PanARMENIAN.Net – Sheikh Abdessalam Yassine, the charismatic religious leader of Morocco’s largest opposition movement and longtime opponent of two Moroccan kings, died Thursday, December 13. He was 84, AP reported.
Yassine, who founded Adl wal Ihsan (Justice and Spirituality), accused the monarchy of being corrupt and dictatorial and questioned its claim to religious legitimacy. His spent a decade under house arrest at the hands of Morocco’s former ruler, King Hassan II.
Yassine refused to accept the king’s title as Commander of the Faithful and his group went on to become an important part of the pro-democracy February 20 that demonstrated in the streets for much of 2011 for political reform and an end to corruption as part of the region-wide Arab Spring.
The bearded and veiled members of the movement would march side by side with the left-wing and secular activists, calling for less power for the hereditary monarchy and more power for elected officials.
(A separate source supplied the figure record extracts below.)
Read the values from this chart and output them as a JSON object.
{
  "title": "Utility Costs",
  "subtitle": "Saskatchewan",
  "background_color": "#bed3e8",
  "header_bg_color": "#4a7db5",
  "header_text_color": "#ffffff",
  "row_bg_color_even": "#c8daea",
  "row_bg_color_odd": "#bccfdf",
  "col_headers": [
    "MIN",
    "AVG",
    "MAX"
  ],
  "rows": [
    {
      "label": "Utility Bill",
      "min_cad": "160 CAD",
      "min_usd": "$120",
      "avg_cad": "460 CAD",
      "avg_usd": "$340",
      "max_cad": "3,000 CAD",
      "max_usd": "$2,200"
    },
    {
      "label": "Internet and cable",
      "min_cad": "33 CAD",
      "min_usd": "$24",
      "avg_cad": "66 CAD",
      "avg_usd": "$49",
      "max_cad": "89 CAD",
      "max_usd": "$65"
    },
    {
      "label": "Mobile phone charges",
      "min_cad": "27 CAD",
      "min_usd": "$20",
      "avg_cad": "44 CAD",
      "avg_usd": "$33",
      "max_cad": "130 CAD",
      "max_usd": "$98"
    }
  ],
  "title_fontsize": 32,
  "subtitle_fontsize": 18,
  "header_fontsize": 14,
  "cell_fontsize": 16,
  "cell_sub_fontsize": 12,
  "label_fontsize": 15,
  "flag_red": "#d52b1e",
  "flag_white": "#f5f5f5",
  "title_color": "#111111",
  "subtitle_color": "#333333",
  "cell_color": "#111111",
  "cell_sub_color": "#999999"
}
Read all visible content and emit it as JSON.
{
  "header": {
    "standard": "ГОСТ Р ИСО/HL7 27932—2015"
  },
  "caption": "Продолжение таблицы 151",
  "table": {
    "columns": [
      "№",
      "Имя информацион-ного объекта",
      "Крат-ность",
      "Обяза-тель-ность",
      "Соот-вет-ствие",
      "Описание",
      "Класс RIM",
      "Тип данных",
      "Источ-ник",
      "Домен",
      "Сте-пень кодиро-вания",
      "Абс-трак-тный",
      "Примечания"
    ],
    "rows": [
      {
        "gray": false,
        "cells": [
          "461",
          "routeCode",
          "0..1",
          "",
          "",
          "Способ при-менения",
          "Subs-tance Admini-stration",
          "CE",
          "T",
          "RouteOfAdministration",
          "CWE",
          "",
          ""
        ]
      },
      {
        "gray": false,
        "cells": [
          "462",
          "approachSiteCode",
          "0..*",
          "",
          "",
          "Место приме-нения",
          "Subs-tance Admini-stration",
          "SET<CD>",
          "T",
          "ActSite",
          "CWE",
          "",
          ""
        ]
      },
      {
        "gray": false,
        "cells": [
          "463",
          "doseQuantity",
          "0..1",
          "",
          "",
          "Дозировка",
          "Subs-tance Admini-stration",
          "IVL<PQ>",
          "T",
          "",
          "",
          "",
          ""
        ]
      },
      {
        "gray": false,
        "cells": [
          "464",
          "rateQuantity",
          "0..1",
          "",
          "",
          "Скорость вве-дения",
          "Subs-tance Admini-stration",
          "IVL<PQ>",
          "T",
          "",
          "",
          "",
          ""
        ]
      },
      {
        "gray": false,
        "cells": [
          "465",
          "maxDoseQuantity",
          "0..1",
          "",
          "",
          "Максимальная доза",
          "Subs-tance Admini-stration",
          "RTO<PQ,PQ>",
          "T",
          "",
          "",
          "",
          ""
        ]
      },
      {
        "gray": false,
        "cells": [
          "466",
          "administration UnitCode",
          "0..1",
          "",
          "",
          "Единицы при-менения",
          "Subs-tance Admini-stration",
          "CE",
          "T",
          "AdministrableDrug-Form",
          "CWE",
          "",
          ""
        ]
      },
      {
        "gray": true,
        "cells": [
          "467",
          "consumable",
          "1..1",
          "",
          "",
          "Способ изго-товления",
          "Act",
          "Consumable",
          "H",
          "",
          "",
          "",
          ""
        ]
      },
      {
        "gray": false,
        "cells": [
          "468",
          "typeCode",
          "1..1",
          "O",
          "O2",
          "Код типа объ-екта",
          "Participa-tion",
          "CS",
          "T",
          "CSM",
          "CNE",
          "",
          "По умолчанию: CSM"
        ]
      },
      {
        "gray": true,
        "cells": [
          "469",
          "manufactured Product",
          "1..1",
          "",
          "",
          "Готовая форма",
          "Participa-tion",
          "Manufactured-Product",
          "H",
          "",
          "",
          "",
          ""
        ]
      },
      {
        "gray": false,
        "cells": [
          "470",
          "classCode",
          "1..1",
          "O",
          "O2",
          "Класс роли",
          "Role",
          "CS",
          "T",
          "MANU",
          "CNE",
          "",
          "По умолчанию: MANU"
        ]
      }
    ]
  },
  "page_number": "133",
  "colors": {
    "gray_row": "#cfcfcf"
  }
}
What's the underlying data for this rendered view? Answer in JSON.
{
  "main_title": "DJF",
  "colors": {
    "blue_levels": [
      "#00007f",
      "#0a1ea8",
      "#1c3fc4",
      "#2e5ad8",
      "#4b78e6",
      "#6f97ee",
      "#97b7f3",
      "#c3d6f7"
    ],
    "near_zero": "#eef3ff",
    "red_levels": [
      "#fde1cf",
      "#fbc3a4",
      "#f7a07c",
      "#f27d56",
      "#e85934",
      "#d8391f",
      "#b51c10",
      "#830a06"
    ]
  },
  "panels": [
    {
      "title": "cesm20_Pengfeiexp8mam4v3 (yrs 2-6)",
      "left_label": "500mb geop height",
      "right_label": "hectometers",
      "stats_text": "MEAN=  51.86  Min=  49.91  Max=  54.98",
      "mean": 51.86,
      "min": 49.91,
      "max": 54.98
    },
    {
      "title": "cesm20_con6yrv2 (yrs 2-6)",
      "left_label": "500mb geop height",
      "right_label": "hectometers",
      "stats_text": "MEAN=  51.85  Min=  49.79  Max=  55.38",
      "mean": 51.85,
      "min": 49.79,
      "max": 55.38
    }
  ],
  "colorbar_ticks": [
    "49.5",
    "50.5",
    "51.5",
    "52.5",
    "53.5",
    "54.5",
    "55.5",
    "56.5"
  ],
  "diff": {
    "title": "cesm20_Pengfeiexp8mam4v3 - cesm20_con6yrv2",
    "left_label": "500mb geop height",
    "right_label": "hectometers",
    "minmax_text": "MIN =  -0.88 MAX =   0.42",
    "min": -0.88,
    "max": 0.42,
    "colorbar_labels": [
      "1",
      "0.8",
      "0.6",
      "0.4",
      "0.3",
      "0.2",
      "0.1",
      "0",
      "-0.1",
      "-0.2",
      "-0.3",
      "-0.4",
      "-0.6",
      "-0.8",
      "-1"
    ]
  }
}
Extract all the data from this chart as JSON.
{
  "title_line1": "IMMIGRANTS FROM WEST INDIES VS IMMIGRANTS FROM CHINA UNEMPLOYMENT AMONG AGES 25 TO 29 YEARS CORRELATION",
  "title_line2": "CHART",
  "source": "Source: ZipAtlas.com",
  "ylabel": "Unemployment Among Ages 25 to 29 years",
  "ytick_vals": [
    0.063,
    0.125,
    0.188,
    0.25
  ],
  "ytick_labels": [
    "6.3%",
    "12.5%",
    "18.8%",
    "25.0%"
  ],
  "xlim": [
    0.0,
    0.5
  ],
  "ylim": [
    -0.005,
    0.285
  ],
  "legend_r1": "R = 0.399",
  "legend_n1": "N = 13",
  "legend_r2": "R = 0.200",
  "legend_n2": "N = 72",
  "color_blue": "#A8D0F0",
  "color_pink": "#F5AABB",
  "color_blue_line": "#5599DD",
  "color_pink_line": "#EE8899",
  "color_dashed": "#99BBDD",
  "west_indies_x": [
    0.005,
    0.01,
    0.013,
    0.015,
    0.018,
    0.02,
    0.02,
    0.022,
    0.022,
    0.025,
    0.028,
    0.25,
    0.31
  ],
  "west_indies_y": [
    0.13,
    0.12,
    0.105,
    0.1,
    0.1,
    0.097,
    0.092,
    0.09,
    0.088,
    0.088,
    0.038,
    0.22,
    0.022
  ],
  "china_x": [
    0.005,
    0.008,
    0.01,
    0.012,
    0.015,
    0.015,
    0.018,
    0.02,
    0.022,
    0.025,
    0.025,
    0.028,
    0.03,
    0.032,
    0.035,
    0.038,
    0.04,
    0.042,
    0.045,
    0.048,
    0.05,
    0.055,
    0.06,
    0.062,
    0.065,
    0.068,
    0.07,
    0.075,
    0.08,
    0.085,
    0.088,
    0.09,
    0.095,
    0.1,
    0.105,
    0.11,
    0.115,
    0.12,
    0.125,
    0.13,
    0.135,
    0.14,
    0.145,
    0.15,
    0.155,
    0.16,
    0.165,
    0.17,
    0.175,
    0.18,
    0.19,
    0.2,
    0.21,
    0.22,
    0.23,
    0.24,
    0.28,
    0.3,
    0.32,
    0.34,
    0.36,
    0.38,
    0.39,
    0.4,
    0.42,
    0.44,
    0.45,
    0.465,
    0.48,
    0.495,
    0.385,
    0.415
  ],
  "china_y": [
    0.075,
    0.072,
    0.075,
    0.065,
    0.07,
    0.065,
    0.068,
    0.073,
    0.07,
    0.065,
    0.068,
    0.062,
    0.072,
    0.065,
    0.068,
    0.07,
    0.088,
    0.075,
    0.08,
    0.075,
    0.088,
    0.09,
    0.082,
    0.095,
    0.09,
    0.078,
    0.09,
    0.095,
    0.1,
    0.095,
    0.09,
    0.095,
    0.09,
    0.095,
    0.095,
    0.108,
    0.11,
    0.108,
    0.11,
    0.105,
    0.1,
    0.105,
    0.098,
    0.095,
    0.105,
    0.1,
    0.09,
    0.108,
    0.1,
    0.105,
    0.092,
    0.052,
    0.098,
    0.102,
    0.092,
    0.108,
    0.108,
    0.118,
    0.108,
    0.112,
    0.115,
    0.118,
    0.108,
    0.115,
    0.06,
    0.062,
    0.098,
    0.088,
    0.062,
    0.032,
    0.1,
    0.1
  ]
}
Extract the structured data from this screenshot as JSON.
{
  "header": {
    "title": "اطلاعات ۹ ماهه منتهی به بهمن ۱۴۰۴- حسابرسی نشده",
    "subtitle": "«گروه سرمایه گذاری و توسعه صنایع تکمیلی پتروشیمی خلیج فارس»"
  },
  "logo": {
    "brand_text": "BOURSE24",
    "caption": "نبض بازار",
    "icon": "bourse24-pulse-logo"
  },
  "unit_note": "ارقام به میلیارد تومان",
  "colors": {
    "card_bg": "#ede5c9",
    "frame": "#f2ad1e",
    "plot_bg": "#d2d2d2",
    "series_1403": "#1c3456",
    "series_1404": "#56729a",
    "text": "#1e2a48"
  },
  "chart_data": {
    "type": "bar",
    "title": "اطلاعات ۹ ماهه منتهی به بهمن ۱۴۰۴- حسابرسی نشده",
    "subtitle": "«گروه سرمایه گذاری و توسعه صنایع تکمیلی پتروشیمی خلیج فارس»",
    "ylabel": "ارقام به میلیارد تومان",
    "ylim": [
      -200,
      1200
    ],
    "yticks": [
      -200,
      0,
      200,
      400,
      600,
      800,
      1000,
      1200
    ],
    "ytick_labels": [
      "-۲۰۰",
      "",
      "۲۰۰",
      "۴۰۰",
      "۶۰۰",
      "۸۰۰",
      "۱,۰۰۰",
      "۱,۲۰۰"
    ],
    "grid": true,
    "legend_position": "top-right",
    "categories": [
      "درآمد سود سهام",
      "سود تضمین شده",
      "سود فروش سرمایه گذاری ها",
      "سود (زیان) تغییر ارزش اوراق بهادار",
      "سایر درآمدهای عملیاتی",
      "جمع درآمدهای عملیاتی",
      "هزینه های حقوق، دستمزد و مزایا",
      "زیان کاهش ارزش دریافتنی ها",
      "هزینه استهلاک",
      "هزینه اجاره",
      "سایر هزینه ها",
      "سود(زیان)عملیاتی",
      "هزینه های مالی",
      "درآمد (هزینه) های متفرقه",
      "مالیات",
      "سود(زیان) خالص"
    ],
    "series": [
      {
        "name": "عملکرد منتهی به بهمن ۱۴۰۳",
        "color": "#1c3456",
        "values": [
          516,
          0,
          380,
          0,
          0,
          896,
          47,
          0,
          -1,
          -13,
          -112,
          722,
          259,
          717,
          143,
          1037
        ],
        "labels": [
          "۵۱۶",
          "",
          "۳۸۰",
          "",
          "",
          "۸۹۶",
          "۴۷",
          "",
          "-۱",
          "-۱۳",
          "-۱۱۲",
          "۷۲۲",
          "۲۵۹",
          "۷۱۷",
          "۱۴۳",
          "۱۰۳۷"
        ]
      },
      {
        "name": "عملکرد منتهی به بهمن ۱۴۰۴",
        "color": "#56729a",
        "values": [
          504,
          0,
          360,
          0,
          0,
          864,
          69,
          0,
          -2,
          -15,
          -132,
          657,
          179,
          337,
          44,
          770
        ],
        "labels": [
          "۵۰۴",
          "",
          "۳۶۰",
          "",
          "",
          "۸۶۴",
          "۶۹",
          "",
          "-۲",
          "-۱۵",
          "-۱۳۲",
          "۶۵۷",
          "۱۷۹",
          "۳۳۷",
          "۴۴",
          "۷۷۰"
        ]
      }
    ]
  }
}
With the election victory of a moderate Islamist opposition party in November, Yassine’s movement withdrew from protests and has largely remained quiet, apparently giving the new government time to enact reforms.
Formed in 1987, Adl wal Ihsan is officially banned but tolerated, though its members are frequently harassed or arrested by police. The movement advocates an Islamic state and an end to the monarchy, and professes non-violence and preaches compassionate Islam.